In the 17th and early 18th centuries, while struggling to maintain their lifestyle of hunting, fishing and gathering, the Lenape released their lands to incoming Europeans through sales and treaties. The Europeans unwittingly brought with them disease to which Native Americans had little resistance. Interaction was mostly peaceable, but gradually the Lenape moved away from their ancestral lands.
Following the Treaty of Eastonin 1758, most Lenape migrated west eventually settling in Ontario, Wisconsin and Oklahoma. Some of those accepting Christianity remained in New Jersey and in 1759 were moved to the Brotherton Reservation in Burlington County, before relocating up the Hudson Valley in 1801 to join the Mahicans. Smaller numbers of Lenape and other tribes such as the Nanticoke blended into the Euro-American and African-American communities some of them marrying settlers, and ensuring a Native American thread in New Jersey culture today.
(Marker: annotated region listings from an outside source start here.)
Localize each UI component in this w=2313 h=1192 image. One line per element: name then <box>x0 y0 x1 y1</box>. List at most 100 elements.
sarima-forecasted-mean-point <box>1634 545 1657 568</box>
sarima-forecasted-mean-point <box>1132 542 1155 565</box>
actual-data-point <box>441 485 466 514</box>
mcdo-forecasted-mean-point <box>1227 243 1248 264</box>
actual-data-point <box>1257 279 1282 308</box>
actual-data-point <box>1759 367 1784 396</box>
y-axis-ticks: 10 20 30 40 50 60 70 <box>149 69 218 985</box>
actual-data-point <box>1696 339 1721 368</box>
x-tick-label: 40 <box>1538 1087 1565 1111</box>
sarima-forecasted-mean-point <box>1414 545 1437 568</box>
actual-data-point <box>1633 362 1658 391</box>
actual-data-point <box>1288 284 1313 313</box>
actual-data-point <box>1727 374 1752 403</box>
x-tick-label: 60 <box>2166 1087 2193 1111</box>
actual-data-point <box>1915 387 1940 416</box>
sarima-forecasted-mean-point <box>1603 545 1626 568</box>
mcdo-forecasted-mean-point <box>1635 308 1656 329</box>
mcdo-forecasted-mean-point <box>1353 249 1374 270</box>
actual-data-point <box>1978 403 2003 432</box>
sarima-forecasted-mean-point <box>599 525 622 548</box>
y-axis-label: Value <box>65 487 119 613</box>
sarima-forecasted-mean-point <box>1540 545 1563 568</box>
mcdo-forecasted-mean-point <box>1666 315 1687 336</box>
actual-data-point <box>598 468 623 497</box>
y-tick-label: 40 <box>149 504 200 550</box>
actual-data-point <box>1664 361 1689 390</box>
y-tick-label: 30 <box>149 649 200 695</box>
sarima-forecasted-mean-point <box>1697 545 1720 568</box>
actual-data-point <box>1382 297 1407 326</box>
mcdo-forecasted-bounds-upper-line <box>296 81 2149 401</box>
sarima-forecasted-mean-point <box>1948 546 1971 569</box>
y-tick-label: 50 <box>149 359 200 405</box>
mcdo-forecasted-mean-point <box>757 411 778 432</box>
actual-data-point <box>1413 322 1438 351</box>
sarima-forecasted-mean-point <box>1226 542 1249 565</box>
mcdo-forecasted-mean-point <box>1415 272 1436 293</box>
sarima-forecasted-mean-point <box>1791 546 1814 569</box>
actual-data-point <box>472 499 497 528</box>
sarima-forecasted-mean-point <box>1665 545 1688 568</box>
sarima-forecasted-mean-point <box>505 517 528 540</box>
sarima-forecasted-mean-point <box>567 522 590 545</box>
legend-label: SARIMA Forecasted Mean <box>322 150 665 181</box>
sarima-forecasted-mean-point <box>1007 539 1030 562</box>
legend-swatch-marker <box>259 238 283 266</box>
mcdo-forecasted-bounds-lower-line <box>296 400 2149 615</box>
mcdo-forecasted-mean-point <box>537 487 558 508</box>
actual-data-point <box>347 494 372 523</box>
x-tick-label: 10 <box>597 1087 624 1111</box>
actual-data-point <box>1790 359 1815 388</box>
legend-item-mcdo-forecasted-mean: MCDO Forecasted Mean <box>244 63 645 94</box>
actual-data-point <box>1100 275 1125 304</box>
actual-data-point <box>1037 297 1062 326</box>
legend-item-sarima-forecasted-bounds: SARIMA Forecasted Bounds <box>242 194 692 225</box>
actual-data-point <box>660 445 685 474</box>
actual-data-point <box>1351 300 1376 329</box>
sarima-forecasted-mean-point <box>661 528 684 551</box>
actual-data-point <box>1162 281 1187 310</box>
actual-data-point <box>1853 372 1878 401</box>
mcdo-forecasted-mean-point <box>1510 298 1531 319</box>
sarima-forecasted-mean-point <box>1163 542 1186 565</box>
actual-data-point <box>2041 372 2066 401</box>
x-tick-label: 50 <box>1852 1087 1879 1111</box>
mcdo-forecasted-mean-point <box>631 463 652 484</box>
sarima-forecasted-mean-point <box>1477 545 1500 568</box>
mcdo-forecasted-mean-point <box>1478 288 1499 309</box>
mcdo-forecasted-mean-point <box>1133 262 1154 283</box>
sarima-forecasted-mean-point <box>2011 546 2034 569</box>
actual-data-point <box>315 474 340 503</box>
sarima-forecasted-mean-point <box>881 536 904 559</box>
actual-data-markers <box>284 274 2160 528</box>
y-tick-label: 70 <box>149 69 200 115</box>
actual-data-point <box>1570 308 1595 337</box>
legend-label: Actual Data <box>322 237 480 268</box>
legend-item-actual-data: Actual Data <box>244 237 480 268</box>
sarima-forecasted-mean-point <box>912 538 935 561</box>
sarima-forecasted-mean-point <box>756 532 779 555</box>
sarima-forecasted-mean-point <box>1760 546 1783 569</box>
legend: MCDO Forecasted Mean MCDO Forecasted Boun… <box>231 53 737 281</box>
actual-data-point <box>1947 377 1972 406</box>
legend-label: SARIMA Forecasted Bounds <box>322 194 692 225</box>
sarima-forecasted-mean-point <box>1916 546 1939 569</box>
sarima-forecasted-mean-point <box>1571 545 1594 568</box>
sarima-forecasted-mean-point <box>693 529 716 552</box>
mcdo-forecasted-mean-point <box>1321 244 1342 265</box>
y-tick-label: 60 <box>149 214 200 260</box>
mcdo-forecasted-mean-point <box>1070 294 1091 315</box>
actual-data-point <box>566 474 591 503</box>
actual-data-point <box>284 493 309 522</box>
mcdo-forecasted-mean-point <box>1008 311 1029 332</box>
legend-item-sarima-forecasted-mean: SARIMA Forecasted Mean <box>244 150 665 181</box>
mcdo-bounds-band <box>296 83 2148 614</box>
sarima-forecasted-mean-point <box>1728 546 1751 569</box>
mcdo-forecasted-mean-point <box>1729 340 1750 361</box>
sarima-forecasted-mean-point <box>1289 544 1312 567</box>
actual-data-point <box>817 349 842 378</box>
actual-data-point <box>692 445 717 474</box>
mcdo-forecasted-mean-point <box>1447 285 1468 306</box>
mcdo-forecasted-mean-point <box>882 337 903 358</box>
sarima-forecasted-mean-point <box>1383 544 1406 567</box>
Three desdendant Native American groups still live in New Jersey - the Nanticoke Lenni-Lenape in Gouldtown, Cumberland County: the Powhatan-Renape Nation who maintain the Rankokus Indian Reservation in Burlington County: and the Ramapough Mountain Indians in Bergen and Passaic Counties. The Nanticoke-Lenni Lenape Indians of New Jersey, which includes the first two of these groups, are recognized as a tribe by the State of New Jersey and promote educational programs of song, dance and arts and crafts. The only federally recognized group of Lenape is what is now known as the Delaware Tribe living in Western Oklahoma.